Für die Vollsortimenter dürfte es schwierig sein, an dieser Position im Preiseinstieg zu rütteln. Aber es gibt viele Möglichkeiten, es anders und besser zu machen! Dazu ein weiteres Ergebnis der Befragung: 60 Prozent der Befragten geben an, bis zu 5 Euro für einen Blumenkauf auszugeben. Aber: 40 Prozent sind bereit, tiefer in die Tasche zu greifen! 37 Prozent der Probanden führen 12,50 Euro als Preislimit an, 3 Prozent geben sogar noch mehr für Schnittblumen im Supermarkt aus. Dazu passt, dass ein Drittel der Interviewten einen Strauß einkauft, um ihn zu verschenken. Weitere 4 Prozent notieren als Verwendungszweck „Dekoration im Büro oder in der Arztpraxis“. Bleiben noch 60 Prozent Schnittblumen, die von den Konsumenten für sich selbst zuhause gekauft werden – vermutlich Impulskäufe von günstigeren Gebinden, auf jeden Fall aber abhängig vom Geldbeutel der Verbraucher.

Kaufmotive: Darauf kommt es an!

Worauf kommt es an, damit der Kunde zugreift? Die Scheinwerferstudie macht deutlich, dass der Verbraucher zuerst einmal auf die Farbe der Blumen bzw. des Straußes achtet. 82 Prozent der Käufer nennen die Farbe als das wichtigste Kriterium. Und da jeder Mensch nun einmal andere Vorlieben hat, empfiehlt es sich, eine Palette von Farben anzubieten.
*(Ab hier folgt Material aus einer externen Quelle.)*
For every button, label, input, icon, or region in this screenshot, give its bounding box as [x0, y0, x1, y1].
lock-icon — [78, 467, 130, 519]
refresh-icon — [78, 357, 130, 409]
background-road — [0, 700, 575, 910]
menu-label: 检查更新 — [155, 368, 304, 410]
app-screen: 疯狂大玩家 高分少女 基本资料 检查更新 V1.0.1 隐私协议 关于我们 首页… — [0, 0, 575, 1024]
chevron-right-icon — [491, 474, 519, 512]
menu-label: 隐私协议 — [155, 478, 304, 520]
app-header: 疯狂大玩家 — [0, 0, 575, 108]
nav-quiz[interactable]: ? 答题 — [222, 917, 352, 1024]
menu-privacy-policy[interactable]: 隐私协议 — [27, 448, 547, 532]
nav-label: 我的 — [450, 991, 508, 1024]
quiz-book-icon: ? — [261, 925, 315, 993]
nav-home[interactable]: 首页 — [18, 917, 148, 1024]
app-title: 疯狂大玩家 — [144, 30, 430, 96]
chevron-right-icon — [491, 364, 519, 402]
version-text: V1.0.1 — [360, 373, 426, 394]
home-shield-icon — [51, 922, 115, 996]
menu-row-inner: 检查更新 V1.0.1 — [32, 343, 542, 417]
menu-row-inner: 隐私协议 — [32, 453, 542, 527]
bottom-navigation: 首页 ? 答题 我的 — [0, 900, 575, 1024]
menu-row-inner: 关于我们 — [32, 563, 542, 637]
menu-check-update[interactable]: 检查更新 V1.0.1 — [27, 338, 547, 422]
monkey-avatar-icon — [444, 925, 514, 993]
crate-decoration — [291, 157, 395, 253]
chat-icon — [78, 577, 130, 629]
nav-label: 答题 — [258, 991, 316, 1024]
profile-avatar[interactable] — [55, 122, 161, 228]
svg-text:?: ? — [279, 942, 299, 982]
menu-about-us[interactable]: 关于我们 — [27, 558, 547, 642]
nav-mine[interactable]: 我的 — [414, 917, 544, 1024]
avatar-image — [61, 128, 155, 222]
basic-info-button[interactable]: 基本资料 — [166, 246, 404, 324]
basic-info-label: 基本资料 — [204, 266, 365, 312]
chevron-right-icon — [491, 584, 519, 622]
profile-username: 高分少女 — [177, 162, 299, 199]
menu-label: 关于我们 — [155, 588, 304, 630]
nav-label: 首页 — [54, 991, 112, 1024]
Zu den Anforderungen zählt natürlich auch die Frische: Die Kunden wollen sicher sein, dass die Blumen in der Vase mindestens eine Woche lang halten. Bei der Abwägung, wie intensiv man das Blumengeschäft betreibt, kann folgende Aussage helfen: 29 Prozent der Käufer im Supermarkt schätzen die Möglichkeit, einen individuellen Strauß zusammenstellen zu können. Wer das ermöglichen will (und damit dann stärker in Konkurrenz zum Fachgeschäft tritt), braucht einen Mitarbeiter, der sich auskennt, also etwa eine Floristin. Wenn das Angebot im Supermarkt stimmt, greifen die Kunden zu: Nur 17 Prozent der Befragten geben an, dass sie aus Prinzip nur im Blumenladen bzw. beim Gärtner oder Floristen einkaufen, im Umkehrschluss sind 83 Prozent bereit, ihr Geld für Blumen im Supermarkt zu lassen.